И кепку надвинувши, руку засунув в карман, Никанора Иваныча — носом на землю с луны он швырнул; и — пошел с перевальцем, обидным таким: под ворота.
Тут щелкнул подъезд: точно мыщерка, —
— черная дамочка — с плоским листом, как у кобры, конечности, а не с полями увенчанной черным пером черной шляпы, закрыв лицо муфточкой —
— вылизнула, —
— как змея, —
— на змеящемся
хвостике, — а не на шлейфе.
— Куда, Леонорочка?
Бледный, как мел, подбородок ее показал — лишь улыбку: безглазую; черным пером черной шляпы боднула, как козочка: преграциозно:
— Не спрашивайте!..
— К офицеру, —
— как эхо, —
— в мозгу Никанора мелькнула откуда-то шалая мысль.
Муж не знает, — куда.
До нее ль?
* * *Трески трестов о тресты: под панцирем цифр; мир — растрещина фронта, где армии, —
— черни железного шлема, —
— ор мора:
— в рой хлора;
где дождиком бомб бьет в броню поездов бомбомет; и где в стали корсета одета — планета!
Терентий же Тителев, встав с Фелефоковой лысины, перетирая сухие ладошки, все это — в бараний рог выгнет! Как если б из серого неба над серою Сретенкой, ревом моторов и лаем трамваев отвеявши небо, провесилась над дымовою трубою бычиная морда —
— и бзыком, и мыком!
* * *Не вынесши ассоциации, бросился брат, Никанор, через Двор, за забор; но и тот дом дубовый, и этот дом с розовым колером, угол забора и купол собора, и трубы, и улицы — с окнами, стеклами, с каменной башнею, — вовсе не то, чем молчали, а то, чем вскричали в распухшие уши:
— Мы рушимся, —
— ррррууу: —
— это «Скорая помощь» проехала…
Поздно спасать!
Да и нечего, все — развалилось.
Сестра
Серафима Сергеевна Селеги-Седлинзина бедно жила: и ходила на службу: в лечебницу; ростом — малютка; овальное личико — беленькое, с проступающим еле румянцем: цвет персиков!

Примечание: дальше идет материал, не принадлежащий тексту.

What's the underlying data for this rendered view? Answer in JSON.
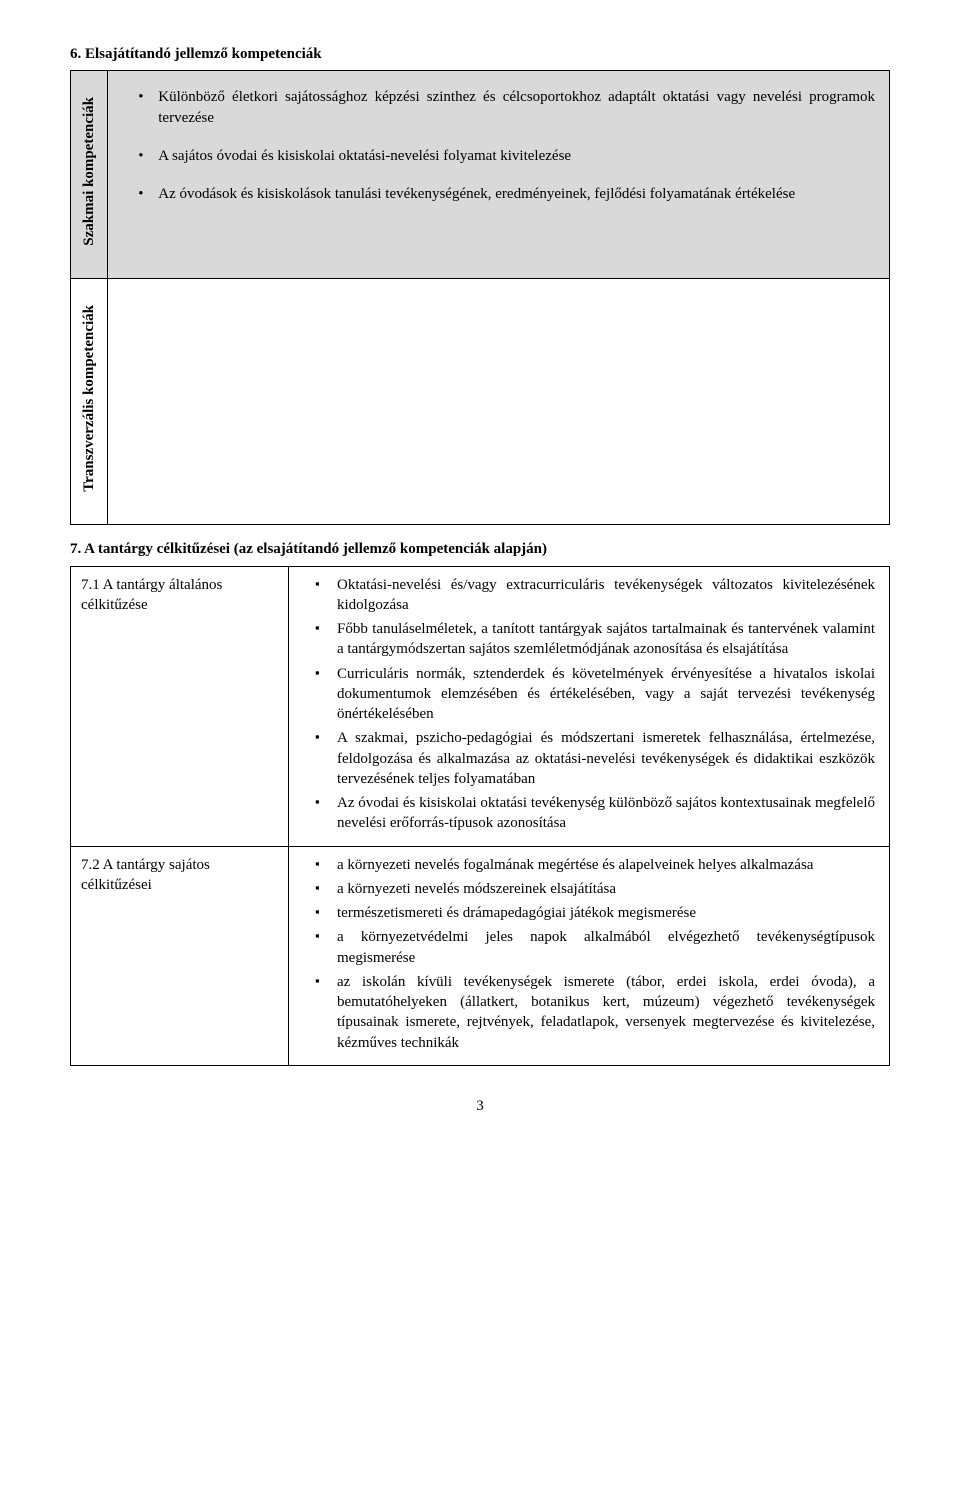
{
  "section6": {
    "heading": "6. Elsajátítandó jellemző kompetenciák",
    "row1": {
      "label": "Szakmai kompetenciák",
      "items": [
        "Különböző életkori sajátossághoz képzési szinthez és célcsoportokhoz adaptált oktatási vagy nevelési programok tervezése",
        "A sajátos óvodai és kisiskolai oktatási-nevelési folyamat kivitelezése",
        "Az óvodások és kisiskolások tanulási tevékenységének, eredményeinek, fejlődési folyamatának értékelése"
      ]
    },
    "row2": {
      "label": "Transzverzális kompetenciák"
    }
  },
  "section7": {
    "heading": "7. A tantárgy célkitűzései (az elsajátítandó jellemző kompetenciák alapján)",
    "row1": {
      "left": "7.1 A tantárgy általános célkitűzése",
      "items": [
        "Oktatási-nevelési és/vagy extracurriculáris tevékenységek változatos kivitelezésének kidolgozása",
        "Főbb tanuláselméletek, a tanított tantárgyak sajátos tartalmainak és tantervének valamint a tantárgymódszertan sajátos szemléletmódjának azonosítása és elsajátítása",
        "Curriculáris normák, sztenderdek és követelmények érvényesítése a hivatalos iskolai dokumentumok elemzésében és értékelésében, vagy a saját tervezési tevékenység önértékelésében",
        "A szakmai, pszicho-pedagógiai és módszertani ismeretek felhasználása, értelmezése, feldolgozása és alkalmazása az oktatási-nevelési tevékenységek és didaktikai eszközök tervezésének teljes folyamatában",
        "Az óvodai és kisiskolai oktatási tevékenység különböző sajátos kontextusainak megfelelő nevelési erőforrás-típusok azonosítása"
      ]
    },
    "row2": {
      "left": "7.2 A tantárgy sajátos célkitűzései",
      "items": [
        "a környezeti nevelés fogalmának megértése és alapelveinek helyes alkalmazása",
        "a környezeti nevelés módszereinek elsajátítása",
        "természetismereti és drámapedagógiai játékok megismerése",
        "a környezetvédelmi jeles napok alkalmából elvégezhető tevékenységtípusok megismerése",
        "az iskolán kívüli tevékenységek ismerete (tábor, erdei iskola, erdei óvoda), a bemutatóhelyeken (állatkert, botanikus kert, múzeum) végezhető tevékenységek típusainak ismerete, rejtvények, feladatlapok, versenyek megtervezése és kivitelezése, kézműves technikák"
      ]
    }
  },
  "pageNumber": "3"
}
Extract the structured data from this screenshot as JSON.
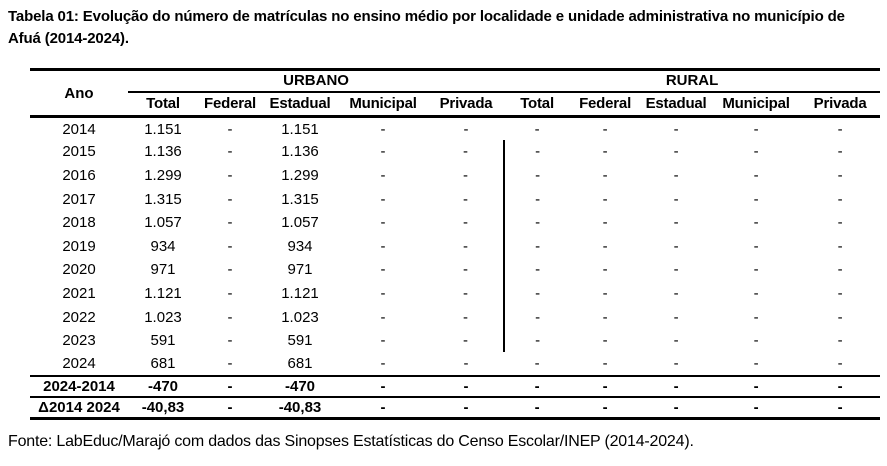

Ветер — порывистый, шквалистый, шаткий; калошики, зонтик — пора! И — несется: кой-как, через двор, под воротами, — одолевать серо-карий забор, закричавший под ветром, под палевый домик; ух — рвет! Покраснел кончик носа! Винтяся, с бумажкою свитыши пыли играют, ввиваяся за угол; от трех колов — рвет рогожу под домом, где писарь лентяит в пустом помещении (часть разошлась по Москве, чтоб висеть на подножках трамвая).
Вот крепкий, как крепость, забор: перезубренный; гнется береза в окрапе коричнево-сером: и — зашебуршало, как стая мышей из бумаги; в воротах сидит инвалид, в прыщах красных: Пупричных: глядит в глубину разметенной дорожки, с которой завеялись с красной гирляндой слетающих листьев — и шали, и полы пальто; лица — красно-коричневы (с ветра); юбчонку охватывает вертохват.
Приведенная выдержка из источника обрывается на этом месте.